MES software — manufacturing execution system — sits between the people running machines on the shop floor and whatever ERP or accounting tool runs the back office. When it works, it tells you exactly which order is on which machine, who is operating it, what the OEE looked like at 14:37, and why the last batch failed QA. When it does not work, it is a USD 80,000 license that operators ignore in favour of a paper traveller and a WhatsApp group.
This article makes the case for a different route — a custom MES software project built specifically around your lines, delivered for roughly USD 10,000–15,000, that quietly does the 20% of MES the shop floor actually needs.
What MES software really has to do
A useful manufacturing execution system answers five questions in real time. Anything beyond that is sales material.
1. What is running right now, and on which machine?
A live view of work orders, operators, and machine state — no more walking the floor with a clipboard to find out where order #4172 actually is.
2. How is the line performing?
OEE, downtime reasons, scrap rate, cycle-time variance — calculated automatically from PLC, sensor or barcode data, not retyped from a shift sheet.
3. What did each unit go through?
A full genealogy: which lot, which operator, which machine, which test result. Without this, recalls and warranty claims become guesswork.
4. Did it pass quality?
In-line QC events tied directly to the work order, with photos, measurements and signoffs stored alongside the unit.
5. Can the next system upstream and downstream read this data?
ERP, WMS, accounting, customer portals, EDI. Real-time, two-way, with audit trails.
Why off-the-shelf MES software often disappoints
I have helped four manufacturers walk away from one of the well-known licensed MES products. The pattern is always the same:
- The standard data model assumes discrete assembly. Your plant runs hybrid batch + discrete and half the screens make no sense.
- Every meaningful customisation is quoted at USD 12–25k by the vendor’s certified partner.
- Year-three license renewals quietly increase 8–15 percent, even after headcount drops.
- The mobile app exists but operators refuse to use it because it takes nine taps to start a job.
- The “OEE module” is an extra SKU. The “downtime tracking” module is another.
- Connecting an old PLC over OPC UA is a 40-hour professional services engagement — every time.
By the time you have paid for licenses, professional services, customisation, and the inevitable yearly maintenance contract, the licensed MES software route is rarely cheaper than building exactly what your floor needs.
Cost comparison: custom MES software vs licensed manufacturing execution systems
Numbers below assume a single plant, 4 production lines, 30 named users on the floor, over three years. They are conservative — vendor quotes for two-plant deployments routinely double these figures.

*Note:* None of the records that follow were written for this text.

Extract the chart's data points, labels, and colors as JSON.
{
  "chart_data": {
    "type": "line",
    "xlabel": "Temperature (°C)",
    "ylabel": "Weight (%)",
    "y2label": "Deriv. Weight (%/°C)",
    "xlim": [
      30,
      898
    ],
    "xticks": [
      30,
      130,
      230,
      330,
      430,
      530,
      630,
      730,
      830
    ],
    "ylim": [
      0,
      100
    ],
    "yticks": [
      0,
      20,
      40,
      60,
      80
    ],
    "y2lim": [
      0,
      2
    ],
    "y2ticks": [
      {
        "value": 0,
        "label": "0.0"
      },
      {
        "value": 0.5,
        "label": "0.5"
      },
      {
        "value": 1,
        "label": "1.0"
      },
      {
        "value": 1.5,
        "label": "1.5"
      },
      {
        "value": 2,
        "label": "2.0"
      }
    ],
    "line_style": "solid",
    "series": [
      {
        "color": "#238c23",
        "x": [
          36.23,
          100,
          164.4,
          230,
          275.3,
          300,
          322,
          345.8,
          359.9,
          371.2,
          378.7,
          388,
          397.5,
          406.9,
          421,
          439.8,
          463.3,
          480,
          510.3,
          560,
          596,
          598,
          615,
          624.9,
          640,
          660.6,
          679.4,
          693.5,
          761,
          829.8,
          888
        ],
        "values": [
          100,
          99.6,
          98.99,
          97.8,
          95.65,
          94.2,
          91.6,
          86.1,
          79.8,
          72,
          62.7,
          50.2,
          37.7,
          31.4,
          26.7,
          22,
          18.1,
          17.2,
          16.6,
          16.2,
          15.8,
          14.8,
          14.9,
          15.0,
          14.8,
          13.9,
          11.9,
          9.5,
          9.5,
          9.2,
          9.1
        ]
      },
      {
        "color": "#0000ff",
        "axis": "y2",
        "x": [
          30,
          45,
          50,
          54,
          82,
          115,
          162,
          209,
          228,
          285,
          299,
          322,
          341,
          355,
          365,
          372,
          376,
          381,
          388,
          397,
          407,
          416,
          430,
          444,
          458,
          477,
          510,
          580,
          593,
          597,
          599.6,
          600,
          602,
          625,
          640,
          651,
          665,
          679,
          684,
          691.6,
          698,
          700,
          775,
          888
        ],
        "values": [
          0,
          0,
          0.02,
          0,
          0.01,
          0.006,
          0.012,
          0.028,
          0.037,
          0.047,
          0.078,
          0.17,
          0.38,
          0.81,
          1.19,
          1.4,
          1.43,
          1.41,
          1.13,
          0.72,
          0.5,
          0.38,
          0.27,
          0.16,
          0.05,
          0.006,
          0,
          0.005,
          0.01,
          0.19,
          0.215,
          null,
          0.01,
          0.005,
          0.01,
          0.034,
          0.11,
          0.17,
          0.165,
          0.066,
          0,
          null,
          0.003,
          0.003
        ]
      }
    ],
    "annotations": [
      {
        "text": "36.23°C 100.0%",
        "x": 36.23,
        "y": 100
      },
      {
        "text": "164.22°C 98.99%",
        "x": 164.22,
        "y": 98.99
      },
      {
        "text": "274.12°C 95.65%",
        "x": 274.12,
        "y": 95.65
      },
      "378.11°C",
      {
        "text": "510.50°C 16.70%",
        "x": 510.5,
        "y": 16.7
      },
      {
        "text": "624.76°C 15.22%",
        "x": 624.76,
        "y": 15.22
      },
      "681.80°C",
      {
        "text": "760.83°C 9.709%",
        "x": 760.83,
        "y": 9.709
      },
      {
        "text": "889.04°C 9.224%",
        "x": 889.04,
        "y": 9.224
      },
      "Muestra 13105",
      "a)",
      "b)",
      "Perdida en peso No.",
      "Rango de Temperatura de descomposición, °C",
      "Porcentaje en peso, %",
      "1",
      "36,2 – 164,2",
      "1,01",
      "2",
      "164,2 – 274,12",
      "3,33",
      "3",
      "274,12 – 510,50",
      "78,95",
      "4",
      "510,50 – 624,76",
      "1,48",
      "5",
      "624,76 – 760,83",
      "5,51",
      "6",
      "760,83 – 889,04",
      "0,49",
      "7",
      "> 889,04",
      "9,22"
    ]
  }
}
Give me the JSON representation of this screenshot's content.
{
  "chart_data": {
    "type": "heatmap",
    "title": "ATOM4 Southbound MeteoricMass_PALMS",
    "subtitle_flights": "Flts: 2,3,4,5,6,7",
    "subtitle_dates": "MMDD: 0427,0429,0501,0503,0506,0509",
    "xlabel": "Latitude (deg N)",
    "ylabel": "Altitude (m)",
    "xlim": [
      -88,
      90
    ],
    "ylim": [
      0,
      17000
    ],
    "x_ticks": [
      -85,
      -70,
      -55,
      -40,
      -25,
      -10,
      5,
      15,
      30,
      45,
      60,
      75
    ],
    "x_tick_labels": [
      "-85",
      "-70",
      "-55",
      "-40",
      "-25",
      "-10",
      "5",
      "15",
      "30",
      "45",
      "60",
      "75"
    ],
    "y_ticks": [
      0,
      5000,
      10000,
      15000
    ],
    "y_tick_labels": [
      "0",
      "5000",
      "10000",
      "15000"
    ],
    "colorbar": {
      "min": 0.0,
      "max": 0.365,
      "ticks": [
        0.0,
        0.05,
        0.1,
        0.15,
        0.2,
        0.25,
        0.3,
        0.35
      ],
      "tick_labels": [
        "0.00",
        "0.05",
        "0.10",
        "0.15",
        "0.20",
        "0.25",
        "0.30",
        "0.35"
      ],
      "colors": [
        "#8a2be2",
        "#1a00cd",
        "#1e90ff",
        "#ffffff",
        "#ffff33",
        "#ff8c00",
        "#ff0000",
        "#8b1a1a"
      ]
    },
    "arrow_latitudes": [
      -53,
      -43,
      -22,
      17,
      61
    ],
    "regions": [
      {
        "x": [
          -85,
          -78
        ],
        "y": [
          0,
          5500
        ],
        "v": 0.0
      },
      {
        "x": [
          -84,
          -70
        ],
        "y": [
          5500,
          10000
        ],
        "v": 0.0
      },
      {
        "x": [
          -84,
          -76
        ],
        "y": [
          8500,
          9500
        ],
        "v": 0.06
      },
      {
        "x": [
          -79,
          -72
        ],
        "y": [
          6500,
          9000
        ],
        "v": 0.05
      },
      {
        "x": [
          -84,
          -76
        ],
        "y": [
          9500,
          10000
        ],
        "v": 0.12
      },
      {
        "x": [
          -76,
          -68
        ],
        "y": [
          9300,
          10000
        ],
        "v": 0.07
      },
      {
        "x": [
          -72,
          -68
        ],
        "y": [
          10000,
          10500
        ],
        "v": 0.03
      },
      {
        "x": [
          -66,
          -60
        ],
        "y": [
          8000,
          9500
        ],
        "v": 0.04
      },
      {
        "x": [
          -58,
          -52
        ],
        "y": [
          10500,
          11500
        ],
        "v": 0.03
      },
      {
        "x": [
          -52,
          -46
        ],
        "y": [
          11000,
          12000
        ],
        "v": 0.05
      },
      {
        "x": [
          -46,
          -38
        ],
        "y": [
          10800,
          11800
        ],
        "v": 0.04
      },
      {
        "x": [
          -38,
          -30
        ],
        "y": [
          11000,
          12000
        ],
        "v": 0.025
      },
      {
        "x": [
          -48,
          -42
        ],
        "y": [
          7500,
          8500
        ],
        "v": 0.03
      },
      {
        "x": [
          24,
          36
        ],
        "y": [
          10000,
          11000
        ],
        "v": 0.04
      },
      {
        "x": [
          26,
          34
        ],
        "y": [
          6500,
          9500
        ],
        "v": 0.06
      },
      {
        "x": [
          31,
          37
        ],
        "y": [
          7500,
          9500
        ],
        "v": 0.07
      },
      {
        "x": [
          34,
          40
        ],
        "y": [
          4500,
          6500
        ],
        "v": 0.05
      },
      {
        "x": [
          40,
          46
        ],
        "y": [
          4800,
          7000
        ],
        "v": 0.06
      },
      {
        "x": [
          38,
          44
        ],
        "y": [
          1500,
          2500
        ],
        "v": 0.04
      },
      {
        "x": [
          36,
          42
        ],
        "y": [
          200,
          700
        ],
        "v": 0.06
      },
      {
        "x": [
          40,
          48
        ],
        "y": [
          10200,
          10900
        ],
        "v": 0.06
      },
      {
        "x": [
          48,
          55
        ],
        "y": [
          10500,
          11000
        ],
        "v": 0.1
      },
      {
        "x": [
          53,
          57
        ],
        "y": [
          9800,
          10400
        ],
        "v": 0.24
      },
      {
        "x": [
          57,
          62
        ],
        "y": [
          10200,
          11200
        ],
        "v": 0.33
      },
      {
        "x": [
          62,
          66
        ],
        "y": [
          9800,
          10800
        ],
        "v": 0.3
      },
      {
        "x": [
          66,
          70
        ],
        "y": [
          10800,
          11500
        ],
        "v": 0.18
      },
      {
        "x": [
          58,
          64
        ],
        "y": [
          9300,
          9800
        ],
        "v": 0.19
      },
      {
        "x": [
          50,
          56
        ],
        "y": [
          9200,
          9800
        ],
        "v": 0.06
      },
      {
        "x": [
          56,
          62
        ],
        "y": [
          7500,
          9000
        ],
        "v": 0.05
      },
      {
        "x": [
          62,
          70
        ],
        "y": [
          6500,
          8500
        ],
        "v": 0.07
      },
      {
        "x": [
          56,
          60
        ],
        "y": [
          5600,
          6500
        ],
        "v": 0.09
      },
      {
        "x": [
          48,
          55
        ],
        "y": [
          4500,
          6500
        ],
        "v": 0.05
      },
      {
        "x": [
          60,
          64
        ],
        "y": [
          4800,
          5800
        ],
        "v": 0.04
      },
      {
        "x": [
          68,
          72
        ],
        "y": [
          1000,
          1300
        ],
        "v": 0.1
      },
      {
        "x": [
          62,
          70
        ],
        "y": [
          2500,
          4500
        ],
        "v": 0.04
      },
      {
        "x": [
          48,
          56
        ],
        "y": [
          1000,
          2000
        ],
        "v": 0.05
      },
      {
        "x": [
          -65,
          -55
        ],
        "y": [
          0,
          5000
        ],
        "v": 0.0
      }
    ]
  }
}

| Cost item | Licensed MES (Siemens Opcenter / Rockwell FTPC / SAP DMC) | Custom MES software built with me |
|---|---|---|
| Year-1 licenses (30 named users, OEE + quality + genealogy modules) | USD 35,000 – 70,000 | USD 0 |
| Implementation, PLC integration & partner customisation | USD 30,000 – 90,000 | Included in build |
| One-off build (only the screens and integrations you need) | — | USD 10,000 – 15,000 |
| Year-2 and Year-3 licenses + mandatory support | USD 70,000 – 150,000 | USD 0 (only optional support) |
| 3-year total | USD 135,000 – 310,000 | USD 10,000 – 20,000 |
The point is not that licensed MES software is bad — it is that for most single-plant manufacturers it is dramatically over-priced for how little of it they actually use, and the parts they do use rarely match how their lines really run.
What custom MES software gets you that the SaaS suite does not
- Code and data stay yours. You can host it on your own server, your own cloud, or move it to another developer in five years.
- No per-user pricing. Onboard a seasonal worker for one shift without negotiating a license.
- Screens designed around your real routings — hybrid batch, rework loops, parallel test stations — instead of a generic discrete-assembly template.
- PLC and sensor integration shipped as part of the build, not billed at USD 200/hour every time you add a tag.
- An operator UI a tired second-shift worker can actually use — three taps, big fonts, glove-friendly buttons.
- OEE and downtime calculated the way your plant defines them, not the way the vendor’s data model demands.
How to start
- Pick the single line where you currently lose the most hours to data wrangling and unplanned downtime.
- Define the five MES screens an operator and a shift lead would actually open every day.
- Get a fixed-price proposal in the USD 10–15k range, delivered in 8–12 weeks, including PLC integration on that line.
- Run it alongside the existing process for a month, then expand to the next line once the value is obvious.
If this matches where your plant is, take a look at the rest of what I do at rsmobile.net — most of my custom MES software projects start as a single 30-minute call about one line.
Summary
Off-the-shelf MES software is a defensible choice for a multi-plant enterprise that wants someone else to be responsible for the platform. For most single-plant manufacturers it is an expensive way to use 20 percent of a product that does not match their routings. A custom manufacturing execution system at USD 10,000–15,000 covers the parts your operators really need, costs nothing per user, and pays for itself before the first license renewal arrives.